After we had safely landed in the stormy weather, the shaken pilot let out a sigh. “I’m really sorry about that,” he said. “We never should have gone up today.”
Now you tell us.
Happy to be alive (if a little queasy), we spent the rest of our two stormy days walking along the snow-covered rim of the canyon. If anything, the wintry days gave the Grand Canyon a moody quality, with deep cloudy blues to go along with its ochre cliffs, the brown Colorado River meandering below.
We capped our visit with a stop at the venerable El Tovar Hotel lounge, where we celebrated our continuing Going Mobile adventures with a toast. John raised his “Kentucky Mule” (Maker’s Mark, ginger beer, lime) while Leslie sipped a NA beer as we rehashed previous visits.
Staying at the Grand Canyon is fantastic anytime, but shoulder season is special. Yes, you’ll see some crowds and hear plenty of accents from around the world as you gawk at its beauty, but most of those visitors are there for the day and leave in the afternoon. We had a full-hookup at Grand Canyon Trailer Village, and stayed comfortable during the 20-degree nights.
Death Valley
Six hours away and 50 degrees warmer, we pulled into Delight’s Hot Springs Resort in Tecopa, Calif., just south of Death Valley. After our long drive and the cold days at the Grand Canyon, soaking in warm waters felt particularly invigorating.
The next day, we drove to the warmest, lowest and driest national park in America without a reservation, hoping to snag camping spots along the way. Our road karma proved to be excellent during this two-day visit to Death Valley.
We picked up a late cancellation for a full-hookup at Furnace Creek, one of the few national park campgrounds that has powered sites. A day later, we snagged another full hookup at Stovepipe Wells, a vendor-operated campground in the middle of the park that even has a pool.

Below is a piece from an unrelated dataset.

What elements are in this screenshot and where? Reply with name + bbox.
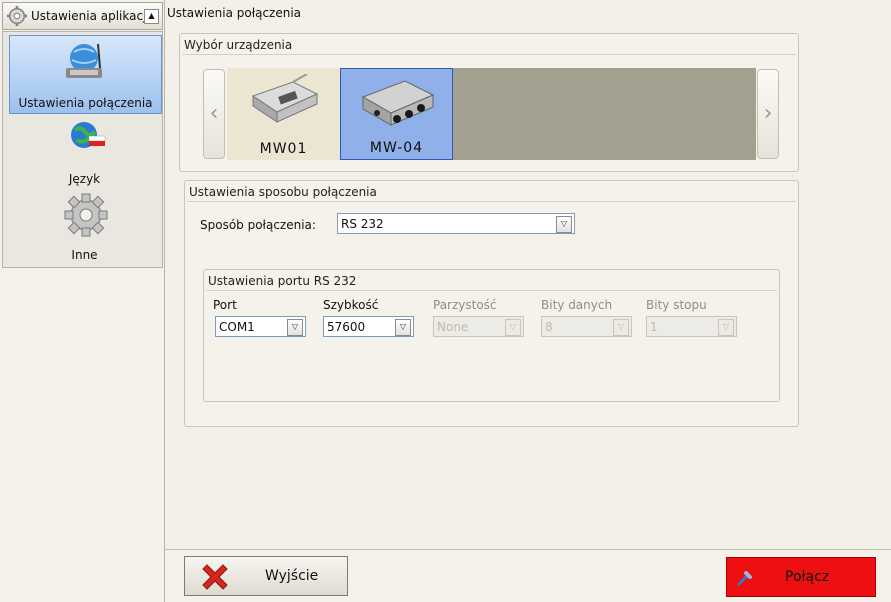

Daytime temps were a glorious 80 degrees, and we ditched our cold-weather gear for shorts, exploring Death Valley by bike and on foot. We had a memorable ride out of Furnace Creek on the quiet national park roads and a scenic hike through Mesquite Flat Sand Dunes.
But the best thing about RV camping in Death Valley -- and the Grand Canyon -- is the ability to simply hang out, letting their majesty wash over you.
We drove away, heading north toward home, full of hope and thankful for the experiences.